Data Diff Checker
CSV regression testing tool for API workflows
The Problem
When working with e-commerce data feeds, you often need to compare API responses between production and development environments. A change that looks harmless in code can silently break field mappings, strip HTML content, or introduce subtle data inconsistencies.
Manual comparison doesn't scale when you're dealing with thousands of products and dozens of fields per product.
The Solution
Data Diff Checker is a Python CLI tool that automates regression testing for CSV-based API responses.

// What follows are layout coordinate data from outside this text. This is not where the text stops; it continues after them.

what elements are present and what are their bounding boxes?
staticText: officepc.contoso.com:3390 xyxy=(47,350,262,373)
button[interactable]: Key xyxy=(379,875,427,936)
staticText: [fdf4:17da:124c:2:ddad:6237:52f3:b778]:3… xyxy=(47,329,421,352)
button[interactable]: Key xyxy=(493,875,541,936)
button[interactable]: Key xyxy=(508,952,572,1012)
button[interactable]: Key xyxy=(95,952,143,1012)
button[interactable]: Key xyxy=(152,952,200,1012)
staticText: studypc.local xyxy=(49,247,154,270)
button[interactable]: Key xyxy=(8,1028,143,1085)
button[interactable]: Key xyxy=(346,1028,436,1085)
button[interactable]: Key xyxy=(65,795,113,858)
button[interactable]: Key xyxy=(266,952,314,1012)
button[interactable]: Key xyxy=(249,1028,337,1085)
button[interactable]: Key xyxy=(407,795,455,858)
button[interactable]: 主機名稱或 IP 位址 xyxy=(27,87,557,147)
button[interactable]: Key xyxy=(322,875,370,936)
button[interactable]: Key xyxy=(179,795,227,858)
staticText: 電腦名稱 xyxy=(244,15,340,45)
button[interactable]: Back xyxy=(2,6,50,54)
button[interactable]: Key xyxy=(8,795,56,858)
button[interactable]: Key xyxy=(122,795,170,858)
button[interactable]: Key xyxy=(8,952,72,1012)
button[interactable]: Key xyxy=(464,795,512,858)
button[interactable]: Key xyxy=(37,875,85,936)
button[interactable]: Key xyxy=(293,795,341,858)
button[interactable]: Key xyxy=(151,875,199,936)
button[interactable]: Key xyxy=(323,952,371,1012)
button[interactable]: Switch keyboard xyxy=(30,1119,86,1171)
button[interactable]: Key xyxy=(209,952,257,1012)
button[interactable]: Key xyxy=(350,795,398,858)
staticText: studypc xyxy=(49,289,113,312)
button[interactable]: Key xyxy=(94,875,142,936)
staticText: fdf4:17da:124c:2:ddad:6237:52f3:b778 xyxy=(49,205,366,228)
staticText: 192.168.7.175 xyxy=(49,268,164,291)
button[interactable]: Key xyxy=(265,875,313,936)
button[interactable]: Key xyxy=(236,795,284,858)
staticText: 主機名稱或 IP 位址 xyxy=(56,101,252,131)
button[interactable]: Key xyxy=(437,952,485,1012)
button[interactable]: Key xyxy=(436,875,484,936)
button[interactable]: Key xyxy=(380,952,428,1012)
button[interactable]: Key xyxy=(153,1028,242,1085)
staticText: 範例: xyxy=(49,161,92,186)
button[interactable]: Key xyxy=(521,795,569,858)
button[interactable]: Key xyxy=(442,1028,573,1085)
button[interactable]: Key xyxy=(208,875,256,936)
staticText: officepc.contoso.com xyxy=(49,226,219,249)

It fetches data from both environments concurrently, normalizes the output, and generates detailed diff reports showing exactly what changed.
Key Features
- High-concurrency fetching — Async Python with configurable parallelism (default: 200 concurrent requests)
- Smart diffing — Handles HTML content, whitespace normalization, and field-level comparison
- Memory optimized — Streams large CSVs without loading everything into memory
- Live progress display — Real-time progress bars and activity log
- Detailed reports — Shows additions, removals, and changes with before/after values
Technical Details
| Language | Python 3.11+ |
| Async | aiohttp + asyncio |
| Output | CSV diff reports |
Sample Output
┌─ Data Diff Checker ─ Elapsed: 01:23 ────────────────────┐
│ Fetches: [████████████░░░░░░░░░░░░░] 48/200 (24.0%) │
│ Diffs: [██████░░░░░░░░░░░░░░░░░░░] 20/100 (20.0%) │
├─ Recent Activity ───────────────────────────────────────┤
│ 14:32:15 [Test 47] Starting (prod first)... │
│ 14:32:16 [Test 45] PROD done (status=200) │
│ 14:32:17 [Test 44] +0 added, -0 removed, ~3 changed │
│ 14:32:17 [Test 43] No differences │
└─────────────────────────────────────────────────────────┘ Why I Built It
I needed a reliable way to verify that changes to data feed configurations wouldn't break existing functionality. After manually comparing CSV exports one too many times, I built this tool to automate the process and catch regressions before they hit production.